Harris played at Grambling and in 1969 was an eighth-round pick, No. 192, by the old AFL’s Buffalo Bills. That year he became the first black quarterback to start an NFL season. He was only the second black quarterback in the NFL, coming into the league one year after Denver’s Marlon Briscoe. Harris played for the Bills (’69-’72), Rams (’73-’76) and Chargers (’77-’81).

In Harris’ 1974 Rams season, he became the first black quarterback to start and win a playoff game. But prior to the 1977 Rams season, Harris was traded to the Chargers. Rams head coach Chuck Knox pleaded to retain him, but Rams owner Carroll Rosenbloom insisted on the trade.

Harris has lived the impact of ownership in quarterback decisions in general and in black quarterback decisions in particular.

Harris was a personnel executive from 1997 through 2015 for three NFL teams: the Ravens, Jaguars, and Lions.

"I think any major decision like this usually starts with the owner’s approval," Harris said. "Each organization has a decision process that is different. Usually you discuss character alerts, injury concerns, financial costs. But the Kaepernick discussions are taking on another realm. Sometimes the discussion about a quarterback can stop on the personnel level. Sometimes with the coach. It can end at a lot of different places. But owner approval is always going to be a part of the scenario."

Harris has heard the "system" talk about Kaepernick and finds that troublesome.

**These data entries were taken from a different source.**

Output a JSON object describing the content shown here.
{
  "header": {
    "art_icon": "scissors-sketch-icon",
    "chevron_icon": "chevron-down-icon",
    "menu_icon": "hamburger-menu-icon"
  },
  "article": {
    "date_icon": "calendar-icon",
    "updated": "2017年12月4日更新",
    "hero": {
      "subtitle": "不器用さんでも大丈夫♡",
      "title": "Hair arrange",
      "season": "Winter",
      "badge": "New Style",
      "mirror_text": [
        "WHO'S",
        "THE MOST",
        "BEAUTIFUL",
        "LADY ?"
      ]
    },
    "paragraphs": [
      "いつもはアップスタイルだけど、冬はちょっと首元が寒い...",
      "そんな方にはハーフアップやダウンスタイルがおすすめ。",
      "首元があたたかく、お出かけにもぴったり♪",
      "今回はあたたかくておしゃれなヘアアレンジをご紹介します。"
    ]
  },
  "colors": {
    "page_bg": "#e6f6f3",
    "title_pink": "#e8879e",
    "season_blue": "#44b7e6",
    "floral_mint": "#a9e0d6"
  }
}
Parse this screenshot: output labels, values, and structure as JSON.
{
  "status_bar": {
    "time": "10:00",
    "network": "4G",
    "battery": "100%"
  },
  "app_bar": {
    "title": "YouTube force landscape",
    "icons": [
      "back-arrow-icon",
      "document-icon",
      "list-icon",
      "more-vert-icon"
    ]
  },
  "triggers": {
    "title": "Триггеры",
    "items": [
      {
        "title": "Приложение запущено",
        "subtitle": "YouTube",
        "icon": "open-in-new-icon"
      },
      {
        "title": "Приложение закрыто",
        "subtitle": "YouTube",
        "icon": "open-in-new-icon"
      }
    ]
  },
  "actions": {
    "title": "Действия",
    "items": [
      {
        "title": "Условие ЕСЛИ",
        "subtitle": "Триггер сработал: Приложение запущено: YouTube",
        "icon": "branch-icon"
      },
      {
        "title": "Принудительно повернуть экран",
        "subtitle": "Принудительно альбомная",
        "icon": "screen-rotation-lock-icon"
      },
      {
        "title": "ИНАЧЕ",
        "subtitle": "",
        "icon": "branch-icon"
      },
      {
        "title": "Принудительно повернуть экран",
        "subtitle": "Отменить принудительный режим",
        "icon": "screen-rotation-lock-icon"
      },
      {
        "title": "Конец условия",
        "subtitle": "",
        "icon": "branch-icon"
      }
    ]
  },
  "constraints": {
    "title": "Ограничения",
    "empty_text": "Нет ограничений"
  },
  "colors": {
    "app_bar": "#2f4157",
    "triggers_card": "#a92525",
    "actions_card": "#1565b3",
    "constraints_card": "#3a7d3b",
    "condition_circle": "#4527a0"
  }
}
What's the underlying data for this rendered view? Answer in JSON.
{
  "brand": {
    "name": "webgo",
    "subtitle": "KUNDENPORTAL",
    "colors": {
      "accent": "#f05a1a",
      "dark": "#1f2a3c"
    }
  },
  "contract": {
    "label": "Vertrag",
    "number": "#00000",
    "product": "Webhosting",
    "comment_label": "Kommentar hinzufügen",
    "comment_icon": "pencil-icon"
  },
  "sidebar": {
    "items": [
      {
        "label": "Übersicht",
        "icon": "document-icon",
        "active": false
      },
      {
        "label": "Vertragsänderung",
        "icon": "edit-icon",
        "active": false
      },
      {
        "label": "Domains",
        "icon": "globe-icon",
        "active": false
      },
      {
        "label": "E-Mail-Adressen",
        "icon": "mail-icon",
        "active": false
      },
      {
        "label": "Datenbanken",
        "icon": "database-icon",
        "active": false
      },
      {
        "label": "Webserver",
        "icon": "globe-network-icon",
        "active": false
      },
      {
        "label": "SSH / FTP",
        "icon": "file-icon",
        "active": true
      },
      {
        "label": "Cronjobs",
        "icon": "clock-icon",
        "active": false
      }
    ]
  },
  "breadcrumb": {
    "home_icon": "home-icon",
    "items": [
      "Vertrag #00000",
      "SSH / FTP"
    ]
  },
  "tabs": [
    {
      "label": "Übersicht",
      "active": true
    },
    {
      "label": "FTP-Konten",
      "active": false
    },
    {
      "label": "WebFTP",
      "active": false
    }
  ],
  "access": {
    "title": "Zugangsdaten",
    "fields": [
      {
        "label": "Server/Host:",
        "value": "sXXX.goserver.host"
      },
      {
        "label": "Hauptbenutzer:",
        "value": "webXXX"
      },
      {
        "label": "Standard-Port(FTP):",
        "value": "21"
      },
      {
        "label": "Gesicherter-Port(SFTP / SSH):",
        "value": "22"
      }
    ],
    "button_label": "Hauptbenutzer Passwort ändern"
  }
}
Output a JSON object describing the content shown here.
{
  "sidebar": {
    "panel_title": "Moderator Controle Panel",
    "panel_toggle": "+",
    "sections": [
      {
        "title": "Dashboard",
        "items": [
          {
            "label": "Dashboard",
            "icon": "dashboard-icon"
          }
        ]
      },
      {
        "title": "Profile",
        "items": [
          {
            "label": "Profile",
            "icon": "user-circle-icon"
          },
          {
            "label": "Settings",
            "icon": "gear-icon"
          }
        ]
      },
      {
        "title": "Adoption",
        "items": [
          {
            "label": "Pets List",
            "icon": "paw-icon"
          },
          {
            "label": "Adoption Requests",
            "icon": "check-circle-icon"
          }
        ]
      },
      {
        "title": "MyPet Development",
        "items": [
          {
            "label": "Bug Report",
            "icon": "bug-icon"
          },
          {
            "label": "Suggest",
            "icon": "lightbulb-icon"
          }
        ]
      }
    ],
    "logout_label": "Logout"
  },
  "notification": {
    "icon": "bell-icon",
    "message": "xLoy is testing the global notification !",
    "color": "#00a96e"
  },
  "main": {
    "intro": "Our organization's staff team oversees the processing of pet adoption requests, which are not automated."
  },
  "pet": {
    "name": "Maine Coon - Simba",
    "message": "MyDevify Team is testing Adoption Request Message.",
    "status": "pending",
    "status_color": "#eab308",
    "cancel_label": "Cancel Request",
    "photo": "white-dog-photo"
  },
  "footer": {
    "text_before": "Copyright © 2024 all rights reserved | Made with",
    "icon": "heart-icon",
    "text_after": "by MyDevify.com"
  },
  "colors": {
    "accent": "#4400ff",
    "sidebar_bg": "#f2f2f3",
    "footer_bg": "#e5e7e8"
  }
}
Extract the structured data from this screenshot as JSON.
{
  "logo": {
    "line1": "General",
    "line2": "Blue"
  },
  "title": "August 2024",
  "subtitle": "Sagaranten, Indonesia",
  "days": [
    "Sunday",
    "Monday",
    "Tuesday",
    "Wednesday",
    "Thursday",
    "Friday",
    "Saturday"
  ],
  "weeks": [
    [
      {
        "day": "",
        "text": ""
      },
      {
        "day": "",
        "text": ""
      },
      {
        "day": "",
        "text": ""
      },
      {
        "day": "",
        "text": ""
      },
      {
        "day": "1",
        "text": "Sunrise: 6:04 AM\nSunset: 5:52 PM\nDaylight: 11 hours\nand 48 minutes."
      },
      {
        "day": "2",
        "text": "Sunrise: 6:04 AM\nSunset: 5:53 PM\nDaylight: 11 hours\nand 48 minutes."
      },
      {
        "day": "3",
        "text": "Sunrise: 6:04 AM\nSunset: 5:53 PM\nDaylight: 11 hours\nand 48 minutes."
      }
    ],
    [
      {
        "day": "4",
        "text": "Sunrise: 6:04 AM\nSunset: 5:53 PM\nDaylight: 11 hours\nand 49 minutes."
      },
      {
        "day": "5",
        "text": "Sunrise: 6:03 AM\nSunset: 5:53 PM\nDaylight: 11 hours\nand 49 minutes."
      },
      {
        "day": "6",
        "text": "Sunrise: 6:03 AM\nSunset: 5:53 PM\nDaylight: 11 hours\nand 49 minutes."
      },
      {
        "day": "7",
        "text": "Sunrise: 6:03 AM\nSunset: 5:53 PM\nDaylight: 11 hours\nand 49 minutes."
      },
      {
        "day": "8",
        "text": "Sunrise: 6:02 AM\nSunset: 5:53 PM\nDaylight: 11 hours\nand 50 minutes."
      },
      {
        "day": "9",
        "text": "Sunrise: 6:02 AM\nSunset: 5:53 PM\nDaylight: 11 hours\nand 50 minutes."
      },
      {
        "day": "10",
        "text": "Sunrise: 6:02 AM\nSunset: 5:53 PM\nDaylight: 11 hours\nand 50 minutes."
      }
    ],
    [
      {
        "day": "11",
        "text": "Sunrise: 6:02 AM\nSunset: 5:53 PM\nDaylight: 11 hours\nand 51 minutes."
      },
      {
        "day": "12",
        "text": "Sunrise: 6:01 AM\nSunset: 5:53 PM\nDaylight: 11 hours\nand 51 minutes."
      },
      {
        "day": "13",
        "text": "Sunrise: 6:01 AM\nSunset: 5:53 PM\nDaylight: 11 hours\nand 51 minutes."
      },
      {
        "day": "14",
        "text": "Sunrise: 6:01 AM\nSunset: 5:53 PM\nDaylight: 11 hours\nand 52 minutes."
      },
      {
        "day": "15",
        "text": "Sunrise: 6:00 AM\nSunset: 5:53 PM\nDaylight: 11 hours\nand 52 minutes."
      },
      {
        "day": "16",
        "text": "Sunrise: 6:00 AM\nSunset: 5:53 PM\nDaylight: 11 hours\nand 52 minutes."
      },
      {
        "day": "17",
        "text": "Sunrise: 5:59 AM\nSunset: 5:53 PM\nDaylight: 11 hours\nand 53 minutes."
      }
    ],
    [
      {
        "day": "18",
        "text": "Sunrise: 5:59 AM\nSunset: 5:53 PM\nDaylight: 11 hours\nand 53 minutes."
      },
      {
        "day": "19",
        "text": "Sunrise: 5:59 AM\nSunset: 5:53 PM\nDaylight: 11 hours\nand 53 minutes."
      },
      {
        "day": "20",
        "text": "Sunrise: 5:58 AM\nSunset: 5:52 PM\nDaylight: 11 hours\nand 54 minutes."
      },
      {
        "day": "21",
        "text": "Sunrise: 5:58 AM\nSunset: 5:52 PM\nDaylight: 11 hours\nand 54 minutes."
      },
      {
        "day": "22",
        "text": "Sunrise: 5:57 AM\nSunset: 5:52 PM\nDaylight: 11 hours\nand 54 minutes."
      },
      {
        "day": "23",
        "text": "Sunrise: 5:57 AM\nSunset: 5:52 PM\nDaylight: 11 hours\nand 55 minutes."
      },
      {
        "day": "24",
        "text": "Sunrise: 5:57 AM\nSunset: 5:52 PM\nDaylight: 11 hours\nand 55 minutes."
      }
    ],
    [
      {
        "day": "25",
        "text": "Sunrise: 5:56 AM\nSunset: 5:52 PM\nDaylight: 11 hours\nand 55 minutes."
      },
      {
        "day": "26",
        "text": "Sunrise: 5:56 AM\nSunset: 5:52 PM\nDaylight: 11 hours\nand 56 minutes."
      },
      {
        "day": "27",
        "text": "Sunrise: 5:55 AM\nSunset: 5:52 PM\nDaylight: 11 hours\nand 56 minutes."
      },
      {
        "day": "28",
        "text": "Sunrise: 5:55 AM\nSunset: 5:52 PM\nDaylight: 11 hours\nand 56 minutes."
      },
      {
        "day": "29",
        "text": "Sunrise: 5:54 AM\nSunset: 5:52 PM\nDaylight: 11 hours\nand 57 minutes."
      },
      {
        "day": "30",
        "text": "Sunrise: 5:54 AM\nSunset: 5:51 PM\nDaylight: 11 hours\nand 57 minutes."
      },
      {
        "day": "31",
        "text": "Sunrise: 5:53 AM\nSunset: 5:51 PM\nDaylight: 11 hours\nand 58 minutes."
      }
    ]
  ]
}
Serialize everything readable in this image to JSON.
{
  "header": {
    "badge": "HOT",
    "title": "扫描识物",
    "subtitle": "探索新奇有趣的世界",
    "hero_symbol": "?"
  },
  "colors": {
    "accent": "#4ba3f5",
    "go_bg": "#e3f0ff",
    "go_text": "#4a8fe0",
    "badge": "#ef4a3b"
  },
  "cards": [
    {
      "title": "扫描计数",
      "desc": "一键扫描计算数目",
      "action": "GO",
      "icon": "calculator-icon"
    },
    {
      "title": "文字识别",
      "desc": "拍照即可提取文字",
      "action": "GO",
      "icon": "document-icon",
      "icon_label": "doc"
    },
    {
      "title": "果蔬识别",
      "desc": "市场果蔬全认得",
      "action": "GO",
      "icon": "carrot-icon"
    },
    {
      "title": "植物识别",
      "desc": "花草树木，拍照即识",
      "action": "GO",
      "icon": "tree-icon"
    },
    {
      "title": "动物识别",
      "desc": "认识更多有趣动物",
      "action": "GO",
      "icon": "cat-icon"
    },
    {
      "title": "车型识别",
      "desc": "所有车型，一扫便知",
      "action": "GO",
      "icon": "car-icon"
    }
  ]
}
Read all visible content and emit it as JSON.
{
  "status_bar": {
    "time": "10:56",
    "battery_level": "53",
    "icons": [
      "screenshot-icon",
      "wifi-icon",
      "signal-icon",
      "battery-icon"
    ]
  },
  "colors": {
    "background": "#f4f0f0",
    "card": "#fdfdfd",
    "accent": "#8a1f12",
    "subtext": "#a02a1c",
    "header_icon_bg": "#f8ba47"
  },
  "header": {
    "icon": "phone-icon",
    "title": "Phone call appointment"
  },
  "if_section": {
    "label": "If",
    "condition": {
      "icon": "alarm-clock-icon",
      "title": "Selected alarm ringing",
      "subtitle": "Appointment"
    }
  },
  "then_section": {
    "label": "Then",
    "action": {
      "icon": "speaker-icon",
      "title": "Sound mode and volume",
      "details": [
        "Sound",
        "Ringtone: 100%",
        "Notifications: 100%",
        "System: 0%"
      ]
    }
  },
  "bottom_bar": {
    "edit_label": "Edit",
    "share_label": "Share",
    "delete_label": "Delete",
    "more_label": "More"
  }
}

"There are quarterbacks in some NFL ‘systems’ right now that he can run better than some of the backups they have," Harris said. "It is not that difficult to adjust your offense enough when you bring in a quarterback able to do what he has already shown he can do in the league. There is no question in my mind that he is a better choice than what some teams are currently playing with."

Harris believes there is hope for Kaepernick this season, and he believes he will eventually find an NFL team.

"I think, in the end, teams want to win," Harris said. "Injuries are going to happen. That is probably how he will get a chance. The injury factor is going to solve this. He is a young player who has a lot of football ahead of him. He has done a lot of good things contributing to others. I would like to see him get the opportunity to play. I think he will."